Out of over 85 temples set up by the Chandela rulers about a millennium ago, only 22 shrines have survived the test of time. The ornate sculptures presenting love in its all forms constitute the center theme of these temples. Different postures assumed during a sexual intercourse are portrayed through very true to life statues of various deities, mainly Lord Shiva and Goddess Parvati. The erotic sculptures of these temples are believed to be visual representation of the theories of Kama Sutra. Apart from the Shrungar Rasa, Khajuraho monuments also depict other moods and emotions of human nature ranging from ludicrous and pathos to devotion. The temples at Khajuraho are divided into three sects based on their geographical location. They are: Western Group, Eastern Group and Southern Group.
Rightly called the symbol of medieval heritage, the temples of Khajuraho comprise one of the rarest and best examples of architectural majesty and sublimity of expression. The ballads written on stones illustrate the ultimate truth of life and outline the open appreciation of one of the taboo topics in Indian culture.

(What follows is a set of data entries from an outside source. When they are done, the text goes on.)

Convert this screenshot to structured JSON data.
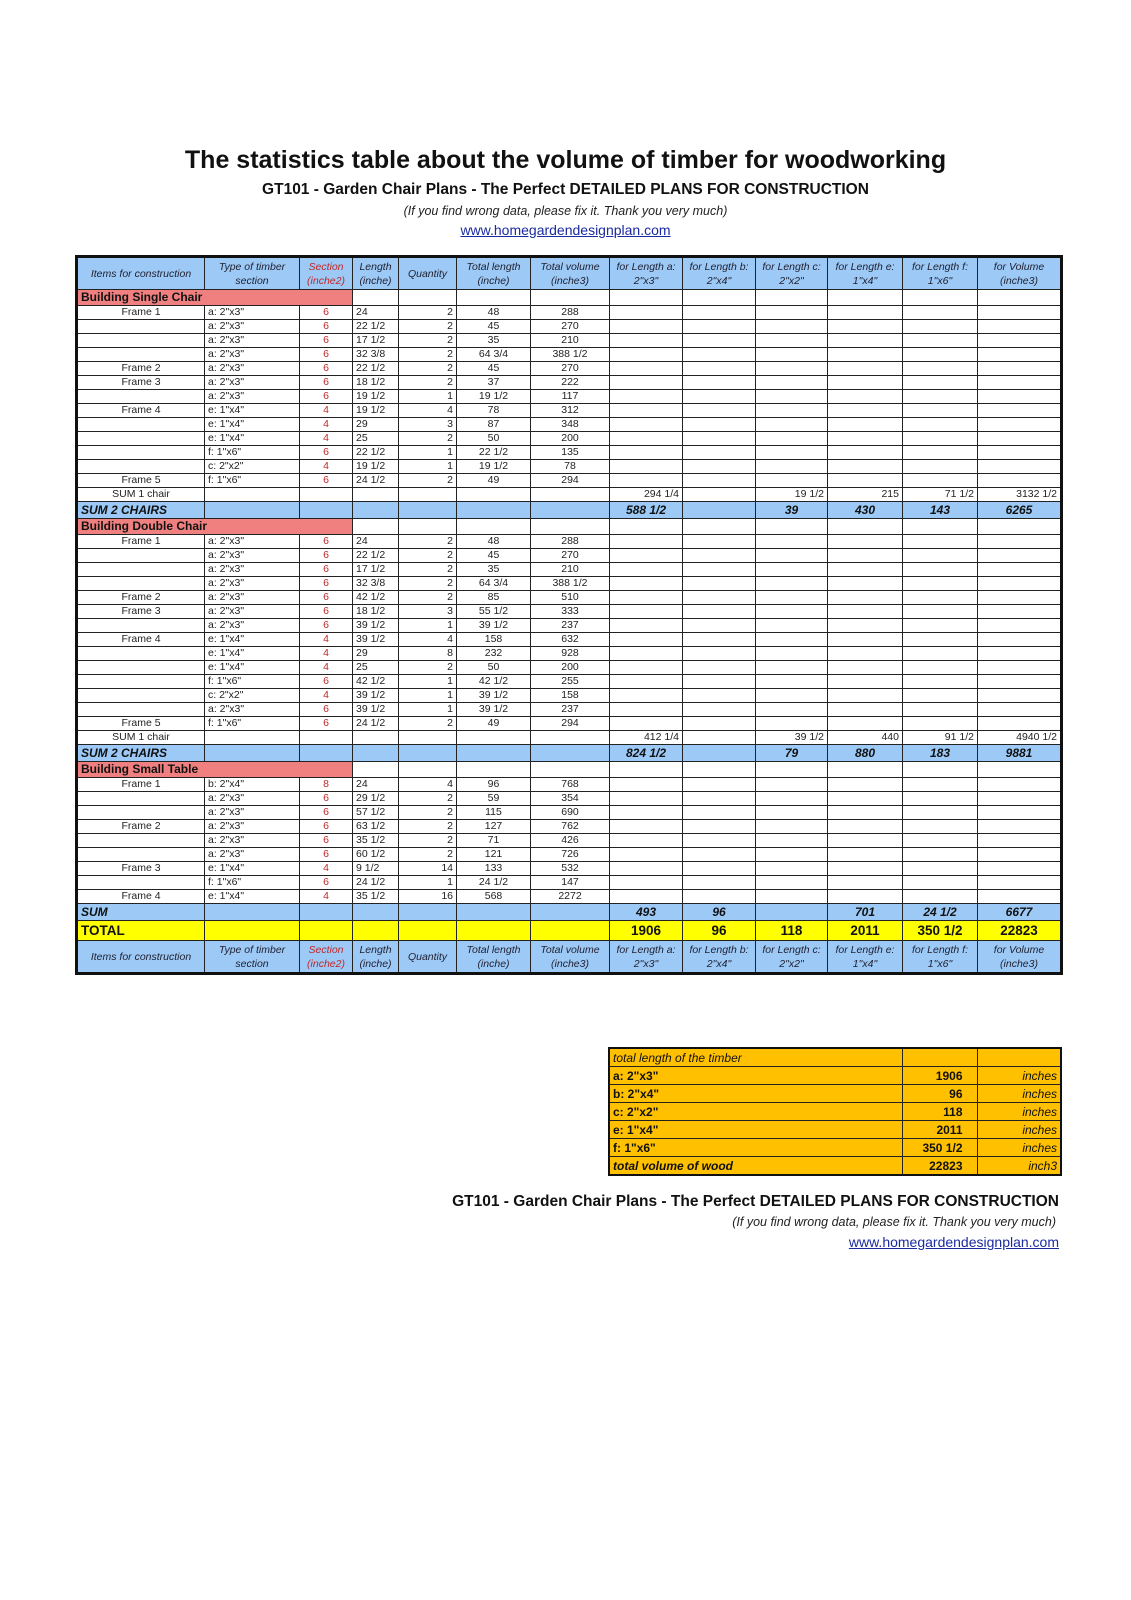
{
  "title": "The statistics table about the volume of timber for woodworking",
  "subtitle": "GT101 - Garden Chair Plans - The Perfect DETAILED PLANS FOR CONSTRUCTION",
  "note": "(If you find wrong data, please fix it. Thank you very much)",
  "link": "www.homegardendesignplan.com",
  "colors": {
    "header_blue": "#9cc9f5",
    "section_pink": "#f08080",
    "total_yellow": "#ffff00",
    "summary_orange": "#ffc000",
    "section_red": "#c0282a"
  },
  "headers": [
    "Items for construction",
    "Type of timber section",
    "Section (inche2)",
    "Length (inche)",
    "Quantity",
    "Total length (inche)",
    "Total volume (inche3)",
    "for Length a: 2\"x3\"",
    "for Length b: 2\"x4\"",
    "for Length c: 2\"x2\"",
    "for Length e: 1\"x4\"",
    "for Length f: 1\"x6\"",
    "for Volume (inche3)"
  ],
  "rows": [
    {
      "kind": "sec",
      "label": "Building Single Chair"
    },
    {
      "kind": "data",
      "cells": [
        "Frame 1",
        "a: 2\"x3\"",
        "6",
        "24",
        "2",
        "48",
        "288"
      ]
    },
    {
      "kind": "data",
      "cells": [
        "",
        "a: 2\"x3\"",
        "6",
        "22 1/2",
        "2",
        "45",
        "270"
      ]
    },
    {
      "kind": "data",
      "cells": [
        "",
        "a: 2\"x3\"",
        "6",
        "17 1/2",
        "2",
        "35",
        "210"
      ]
    },
    {
      "kind": "data",
      "cells": [
        "",
        "a: 2\"x3\"",
        "6",
        "32 3/8",
        "2",
        "64 3/4",
        "388 1/2"
      ]
    },
    {
      "kind": "data",
      "cells": [
        "Frame 2",
        "a: 2\"x3\"",
        "6",
        "22 1/2",
        "2",
        "45",
        "270"
      ]
    },
    {
      "kind": "data",
      "cells": [
        "Frame 3",
        "a: 2\"x3\"",
        "6",
        "18 1/2",
        "2",
        "37",
        "222"
      ]
    },
    {
      "kind": "data",
      "cells": [
        "",
        "a: 2\"x3\"",
        "6",
        "19 1/2",
        "1",
        "19 1/2",
        "117"
      ]
    },
    {
      "kind": "data",
      "cells": [
        "Frame 4",
        "e: 1\"x4\"",
        "4",
        "19 1/2",
        "4",
        "78",
        "312"
      ]
    },
    {
      "kind": "data",
      "cells": [
        "",
        "e: 1\"x4\"",
        "4",
        "29",
        "3",
        "87",
        "348"
      ]
    },
    {
      "kind": "data",
      "cells": [
        "",
        "e: 1\"x4\"",
        "4",
        "25",
        "2",
        "50",
        "200"
      ]
    },
    {
      "kind": "data",
      "cells": [
        "",
        "f: 1\"x6\"",
        "6",
        "22 1/2",
        "1",
        "22 1/2",
        "135"
      ]
    },
    {
      "kind": "data",
      "cells": [
        "",
        "c: 2\"x2\"",
        "4",
        "19 1/2",
        "1",
        "19 1/2",
        "78"
      ]
    },
    {
      "kind": "data",
      "cells": [
        "Frame 5",
        "f: 1\"x6\"",
        "6",
        "24 1/2",
        "2",
        "49",
        "294"
      ]
    },
    {
      "kind": "sum1",
      "cells": [
        "SUM 1 chair",
        "",
        "",
        "",
        "",
        "",
        "",
        "294 1/4",
        "",
        "19 1/2",
        "215",
        "71 1/2",
        "3132 1/2"
      ]
    },
    {
      "kind": "sum2",
      "cells": [
        "SUM 2 CHAIRS",
        "",
        "",
        "",
        "",
        "",
        "",
        "588 1/2",
        "",
        "39",
        "430",
        "143",
        "6265"
      ]
    },
    {
      "kind": "sec",
      "label": "Building Double Chair"
    },
    {
      "kind": "data",
      "cells": [
        "Frame 1",
        "a: 2\"x3\"",
        "6",
        "24",
        "2",
        "48",
        "288"
      ]
    },
    {
      "kind": "data",
      "cells": [
        "",
        "a: 2\"x3\"",
        "6",
        "22 1/2",
        "2",
        "45",
        "270"
      ]
    },
    {
      "kind": "data",
      "cells": [
        "",
        "a: 2\"x3\"",
        "6",
        "17 1/2",
        "2",
        "35",
        "210"
      ]
    },
    {
      "kind": "data",
      "cells": [
        "",
        "a: 2\"x3\"",
        "6",
        "32 3/8",
        "2",
        "64 3/4",
        "388 1/2"
      ]
    },
    {
      "kind": "data",
      "cells": [
        "Frame 2",
        "a: 2\"x3\"",
        "6",
        "42 1/2",
        "2",
        "85",
        "510"
      ]
    },
    {
      "kind": "data",
      "cells": [
        "Frame 3",
        "a: 2\"x3\"",
        "6",
        "18 1/2",
        "3",
        "55 1/2",
        "333"
      ]
    },
    {
      "kind": "data",
      "cells": [
        "",
        "a: 2\"x3\"",
        "6",
        "39 1/2",
        "1",
        "39 1/2",
        "237"
      ]
    },
    {
      "kind": "data",
      "cells": [
        "Frame 4",
        "e: 1\"x4\"",
        "4",
        "39 1/2",
        "4",
        "158",
        "632"
      ]
    },
    {
      "kind": "data",
      "cells": [
        "",
        "e: 1\"x4\"",
        "4",
        "29",
        "8",
        "232",
        "928"
      ]
    },
    {
      "kind": "data",
      "cells": [
        "",
        "e: 1\"x4\"",
        "4",
        "25",
        "2",
        "50",
        "200"
      ]
    },
    {
      "kind": "data",
      "cells": [
        "",
        "f: 1\"x6\"",
        "6",
        "42 1/2",
        "1",
        "42 1/2",
        "255"
      ]
    },
    {
      "kind": "data",
      "cells": [
        "",
        "c: 2\"x2\"",
        "4",
        "39 1/2",
        "1",
        "39 1/2",
        "158"
      ]
    },
    {
      "kind": "data",
      "cells": [
        "",
        "a: 2\"x3\"",
        "6",
        "39 1/2",
        "1",
        "39 1/2",
        "237"
      ]
    },
    {
      "kind": "data",
      "cells": [
        "Frame 5",
        "f: 1\"x6\"",
        "6",
        "24 1/2",
        "2",
        "49",
        "294"
      ]
    },
    {
      "kind": "sum1",
      "cells": [
        "SUM 1 chair",
        "",
        "",
        "",
        "",
        "",
        "",
        "412 1/4",
        "",
        "39 1/2",
        "440",
        "91 1/2",
        "4940 1/2"
      ]
    },
    {
      "kind": "sum2",
      "cells": [
        "SUM 2 CHAIRS",
        "",
        "",
        "",
        "",
        "",
        "",
        "824 1/2",
        "",
        "79",
        "880",
        "183",
        "9881"
      ]
    },
    {
      "kind": "sec",
      "label": "Building Small Table"
    },
    {
      "kind": "data",
      "cells": [
        "Frame 1",
        "b: 2\"x4\"",
        "8",
        "24",
        "4",
        "96",
        "768"
      ]
    },
    {
      "kind": "data",
      "cells": [
        "",
        "a: 2\"x3\"",
        "6",
        "29 1/2",
        "2",
        "59",
        "354"
      ]
    },
    {
      "kind": "data",
      "cells": [
        "",
        "a: 2\"x3\"",
        "6",
        "57 1/2",
        "2",
        "115",
        "690"
      ]
    },
    {
      "kind": "data",
      "cells": [
        "Frame 2",
        "a: 2\"x3\"",
        "6",
        "63 1/2",
        "2",
        "127",
        "762"
      ]
    },
    {
      "kind": "data",
      "cells": [
        "",
        "a: 2\"x3\"",
        "6",
        "35 1/2",
        "2",
        "71",
        "426"
      ]
    },
    {
      "kind": "data",
      "cells": [
        "",
        "a: 2\"x3\"",
        "6",
        "60 1/2",
        "2",
        "121",
        "726"
      ]
    },
    {
      "kind": "data",
      "cells": [
        "Frame 3",
        "e: 1\"x4\"",
        "4",
        "9 1/2",
        "14",
        "133",
        "532"
      ]
    },
    {
      "kind": "data",
      "cells": [
        "",
        "f: 1\"x6\"",
        "6",
        "24 1/2",
        "1",
        "24 1/2",
        "147"
      ]
    },
    {
      "kind": "data",
      "cells": [
        "Frame 4",
        "e: 1\"x4\"",
        "4",
        "35 1/2",
        "16",
        "568",
        "2272"
      ]
    },
    {
      "kind": "sum2",
      "cells": [
        "SUM",
        "",
        "",
        "",
        "",
        "",
        "",
        "493",
        "96",
        "",
        "701",
        "24 1/2",
        "6677"
      ]
    },
    {
      "kind": "total",
      "cells": [
        "TOTAL",
        "",
        "",
        "",
        "",
        "",
        "",
        "1906",
        "96",
        "118",
        "2011",
        "350 1/2",
        "22823"
      ]
    }
  ],
  "summary": {
    "title": "total length of the timber",
    "rows": [
      {
        "name": "a: 2\"x3\"",
        "value": "1906",
        "unit": "inches"
      },
      {
        "name": "b: 2\"x4\"",
        "value": "96",
        "unit": "inches"
      },
      {
        "name": "c: 2\"x2\"",
        "value": "118",
        "unit": "inches"
      },
      {
        "name": "e: 1\"x4\"",
        "value": "2011",
        "unit": "inches"
      },
      {
        "name": "f: 1\"x6\"",
        "value": "350 1/2",
        "unit": "inches"
      },
      {
        "name": "total volume of wood",
        "value": "22823",
        "unit": "inch3"
      }
    ]
  },
  "footer": {
    "subtitle": "GT101 - Garden Chair Plans - The Perfect DETAILED PLANS FOR CONSTRUCTION",
    "note": "(If you find wrong data, please fix it. Thank you very much)",
    "link": "www.homegardendesignplan.com"
  }
}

Some of the noteworthy temples of Khajuraho group of Monuments are: Devi Jagdamba Temple, Chausath Yogini Temple, Ghantai Temple, Javari Temple, Kandariya Mahadev Temple, Viswanath Temple, Lakshmana Temple, Lakshmi Temple, Chitragupta Temple, Adinath Temple, and so on.
History of Khajuraho
Before we take a peep into more than a millennia old history of Khajuraho, lets have a look at an interesting legend that is connected with the pedigree of these masterpieces of art. The tale goes that the Moon God in the seizure of lust and carnal desire seduced and molested a beautiful Brahmin girl named Hemvati. As a result, Chandravarman: the founder of Chandela Dynasty was born. Years later, the King Chandravarman had a dream in which his mother – Hemvati asked him to build such a temple that would demonstrate all dimensions and aspects of erotic passion to the world.
The Khajuraho temples were constructed over a span of two hundred years between 950 AD and 1150 AD during the dominion of Chandela Kings. The descendants of Chandela dynasty find their roots in the Bargujar Rajputs of Rajasthan who reined Dhundhar and called themselves Dhundhela. Later they migrated towards the regions of Madhya Pradesh and the name Dhundhela was gradually converted to Chandela. Khajuraho served as the cultural capital of the kingdom of Chandela kings who promoted the free execution of the creativity of human mind and craftsmanship of artistic dexterity. As a result, they gifted the Khajuraho group of temples depicting the adroitness of architecture and housing the exquisite sculptures revealing different forms of love to the world.
After the decline and fall of Chandela kings, the Khajuraho temples were disguised under the thick date palm groves for centuries. In the year 1838 Captain T.S. Burt – a British army engineer unveiled the historic heritage of India and brought these temples to limelight.